My friend Art Horne from Northeastern University has just released a book on barefoot training and barefoot running.  Art did a great job reviewing the topic, including reviewing the available evidence.  Pretty cheap off Amazon too, click the image below to check it out.

Barefoot Training

Here is the publisher’s info on the book:

[box]Are you wondering why your running shoes resemble high heels? Ever think about why your big toe overlaps your second and why your arch really isn’t an arch anymore and resembles more of a pancake? Thinking about baring your sole? Barefoot training has recently become popularized as a potential benefit in injury prevention and rehabilitation programs. It is also purported to serve as an additional means to enhance athletic performance and running economy. However, limited clinical research is currently available to justify this practice and even less information is available describing how one may go about safely implementing a barefoot training program. This book explores the scientific and theoretical benefits concerning the merits of forgoing the modern running shoe for a simpler approach and offers real life solutions to all the obstacles standing between your feet and mother earth. Although it’s true that Americans love their shoes, what you learn about the merits of stuffing your feet and toes into these modern day casts might just have you singing a different tune – a tune your feet will certainly be much happier moving to. Welcome to Barefoot in Boston![/box]

2 replies
  1. Christopher Johnson
    Christopher Johnson says:

    As Ryan Hall once said, “the best guys (runners) in the world are wearing shoes.” People can debate all they want about shod vs unshod but at the end of the day it comes down to keeping the head properly positioned, staying organized in the lower extremity in the sense of establishing a stable and level base at the level of pelvis, controlling femoral rotation, establishing adequate hip flexor and soleus extensibility, having good talocrural mobility and being able to progress over the great toe (requiring at least 40 degrees of MTP dorsiflexion) to take advantage of the Windlass mechanism. In the case of barefoot running, I only do it during the transition zone of triathlons because I know that with having a forefoot striking pattern that I need cushioning there if I hope to run past the age of 50…otherwise my metatarsals will be toast and there goes running. One of the major arguments is that barefoot running teaches runners to run on the forefoot.
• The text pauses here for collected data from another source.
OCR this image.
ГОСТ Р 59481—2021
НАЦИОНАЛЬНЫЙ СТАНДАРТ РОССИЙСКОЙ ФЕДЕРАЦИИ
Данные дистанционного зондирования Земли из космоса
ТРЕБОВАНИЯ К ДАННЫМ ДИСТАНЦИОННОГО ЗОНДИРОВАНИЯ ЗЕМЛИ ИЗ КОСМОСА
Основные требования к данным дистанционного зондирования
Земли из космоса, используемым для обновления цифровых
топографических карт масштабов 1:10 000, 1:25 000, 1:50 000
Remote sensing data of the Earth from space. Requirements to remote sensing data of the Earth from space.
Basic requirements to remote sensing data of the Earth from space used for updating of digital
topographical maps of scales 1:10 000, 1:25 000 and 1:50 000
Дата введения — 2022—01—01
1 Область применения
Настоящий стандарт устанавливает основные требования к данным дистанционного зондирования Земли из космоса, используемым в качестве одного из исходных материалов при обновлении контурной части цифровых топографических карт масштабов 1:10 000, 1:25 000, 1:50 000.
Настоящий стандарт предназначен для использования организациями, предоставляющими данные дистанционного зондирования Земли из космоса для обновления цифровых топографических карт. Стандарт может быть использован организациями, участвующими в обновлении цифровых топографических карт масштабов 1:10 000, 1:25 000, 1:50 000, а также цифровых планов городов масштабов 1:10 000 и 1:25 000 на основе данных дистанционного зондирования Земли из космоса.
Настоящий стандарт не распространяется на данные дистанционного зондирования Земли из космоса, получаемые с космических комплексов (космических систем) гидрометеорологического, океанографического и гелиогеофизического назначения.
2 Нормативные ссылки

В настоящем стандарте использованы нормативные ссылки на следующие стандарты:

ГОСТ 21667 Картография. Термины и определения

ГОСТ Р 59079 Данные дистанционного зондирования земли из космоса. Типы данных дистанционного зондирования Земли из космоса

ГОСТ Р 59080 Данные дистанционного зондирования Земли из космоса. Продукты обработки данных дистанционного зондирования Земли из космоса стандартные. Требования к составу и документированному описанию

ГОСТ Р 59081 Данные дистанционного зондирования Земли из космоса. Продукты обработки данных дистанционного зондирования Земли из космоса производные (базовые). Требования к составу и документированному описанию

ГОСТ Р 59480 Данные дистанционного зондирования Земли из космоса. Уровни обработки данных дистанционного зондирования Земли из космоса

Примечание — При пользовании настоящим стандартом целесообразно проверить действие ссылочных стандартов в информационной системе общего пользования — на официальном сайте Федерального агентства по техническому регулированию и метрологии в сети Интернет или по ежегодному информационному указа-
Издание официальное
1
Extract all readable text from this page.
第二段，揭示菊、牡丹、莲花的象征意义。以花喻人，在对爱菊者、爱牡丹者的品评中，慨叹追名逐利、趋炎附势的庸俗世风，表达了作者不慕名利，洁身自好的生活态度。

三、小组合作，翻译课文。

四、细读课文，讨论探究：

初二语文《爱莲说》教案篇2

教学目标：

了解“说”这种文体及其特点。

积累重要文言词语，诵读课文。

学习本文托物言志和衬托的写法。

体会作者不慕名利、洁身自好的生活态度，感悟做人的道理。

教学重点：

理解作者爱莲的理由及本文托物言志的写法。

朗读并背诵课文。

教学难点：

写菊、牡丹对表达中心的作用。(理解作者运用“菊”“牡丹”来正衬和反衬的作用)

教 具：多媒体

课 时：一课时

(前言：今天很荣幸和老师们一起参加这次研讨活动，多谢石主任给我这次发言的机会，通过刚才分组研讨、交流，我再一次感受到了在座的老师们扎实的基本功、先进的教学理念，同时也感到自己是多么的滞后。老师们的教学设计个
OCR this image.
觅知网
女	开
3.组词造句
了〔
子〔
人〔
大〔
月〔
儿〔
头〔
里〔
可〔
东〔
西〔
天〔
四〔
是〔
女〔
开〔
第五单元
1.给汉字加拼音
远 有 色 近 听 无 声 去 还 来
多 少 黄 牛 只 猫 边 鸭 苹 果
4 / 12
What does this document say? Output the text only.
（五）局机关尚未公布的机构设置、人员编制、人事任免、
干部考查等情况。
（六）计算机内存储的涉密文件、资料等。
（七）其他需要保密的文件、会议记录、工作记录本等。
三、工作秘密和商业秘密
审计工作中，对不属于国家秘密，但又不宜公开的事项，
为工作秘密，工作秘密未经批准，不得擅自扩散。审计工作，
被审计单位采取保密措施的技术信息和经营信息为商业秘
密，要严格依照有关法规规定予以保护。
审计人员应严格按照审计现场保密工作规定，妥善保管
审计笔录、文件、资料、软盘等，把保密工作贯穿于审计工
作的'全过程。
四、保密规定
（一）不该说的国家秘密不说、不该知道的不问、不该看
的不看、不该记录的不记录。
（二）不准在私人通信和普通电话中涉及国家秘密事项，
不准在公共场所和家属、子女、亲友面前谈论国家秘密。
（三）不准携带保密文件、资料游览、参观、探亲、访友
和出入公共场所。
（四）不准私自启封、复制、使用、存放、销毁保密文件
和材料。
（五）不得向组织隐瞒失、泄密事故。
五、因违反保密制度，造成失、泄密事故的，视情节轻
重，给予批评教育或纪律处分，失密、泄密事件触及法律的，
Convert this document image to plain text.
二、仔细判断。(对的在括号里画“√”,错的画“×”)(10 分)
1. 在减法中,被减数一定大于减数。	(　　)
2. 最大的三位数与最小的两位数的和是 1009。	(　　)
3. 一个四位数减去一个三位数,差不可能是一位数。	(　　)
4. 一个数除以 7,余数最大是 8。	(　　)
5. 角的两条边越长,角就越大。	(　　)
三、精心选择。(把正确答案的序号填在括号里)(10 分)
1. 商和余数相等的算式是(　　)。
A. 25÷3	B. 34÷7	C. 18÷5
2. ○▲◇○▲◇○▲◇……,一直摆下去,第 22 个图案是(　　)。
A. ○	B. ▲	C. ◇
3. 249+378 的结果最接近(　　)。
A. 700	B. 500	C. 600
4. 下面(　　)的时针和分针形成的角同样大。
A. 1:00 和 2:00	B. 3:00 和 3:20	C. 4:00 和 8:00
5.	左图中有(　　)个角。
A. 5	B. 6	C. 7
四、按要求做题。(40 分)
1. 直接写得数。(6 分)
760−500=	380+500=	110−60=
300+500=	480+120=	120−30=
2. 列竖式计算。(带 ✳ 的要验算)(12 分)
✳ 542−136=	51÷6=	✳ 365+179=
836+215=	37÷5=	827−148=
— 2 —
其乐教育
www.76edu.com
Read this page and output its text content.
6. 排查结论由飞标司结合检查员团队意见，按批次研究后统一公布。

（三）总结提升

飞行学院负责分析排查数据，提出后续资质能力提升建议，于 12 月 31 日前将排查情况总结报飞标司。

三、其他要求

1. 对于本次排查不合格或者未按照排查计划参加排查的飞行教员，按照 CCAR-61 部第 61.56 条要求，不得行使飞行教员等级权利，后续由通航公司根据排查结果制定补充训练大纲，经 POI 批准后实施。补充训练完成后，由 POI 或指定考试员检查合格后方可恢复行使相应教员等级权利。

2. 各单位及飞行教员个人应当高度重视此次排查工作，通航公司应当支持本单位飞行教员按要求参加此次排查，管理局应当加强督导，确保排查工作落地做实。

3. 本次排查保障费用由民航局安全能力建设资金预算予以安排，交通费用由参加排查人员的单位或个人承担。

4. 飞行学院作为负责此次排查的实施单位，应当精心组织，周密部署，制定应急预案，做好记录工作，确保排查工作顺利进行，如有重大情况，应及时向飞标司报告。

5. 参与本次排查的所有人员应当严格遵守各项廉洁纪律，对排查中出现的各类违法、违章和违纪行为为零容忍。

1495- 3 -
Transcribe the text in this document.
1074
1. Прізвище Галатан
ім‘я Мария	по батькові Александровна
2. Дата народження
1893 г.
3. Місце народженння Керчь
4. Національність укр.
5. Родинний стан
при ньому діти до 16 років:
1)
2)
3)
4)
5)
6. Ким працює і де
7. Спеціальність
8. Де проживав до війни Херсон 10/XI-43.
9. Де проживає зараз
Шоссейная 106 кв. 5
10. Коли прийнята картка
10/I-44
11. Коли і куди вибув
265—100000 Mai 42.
Well if thats the case, why I am seeing a whole slew of people with calcaneal injuries??? The pattern I see with people running (which is really a stretch to even call it running) barefoot or in the vibram five fingers is a sloppy, externally rotated foot position, minimal hip extension, with abnormal loading of the great toe and a collapse of the medial foot and ankle structures. Lastly, why is it that Vibrams have a medical disclaimer on the website and shoe box? I dont know any other company (not even companies that make women’s high heels) that have such a disclaimer. Keith Olberman developed two metatarsal stress fractures from running in Vibrams. If only it were so easy. WIth all that said, the book has been ordered and I hope that the model on the cover learns to keep his foot straight and that he is mindful of all things upstream from the foot.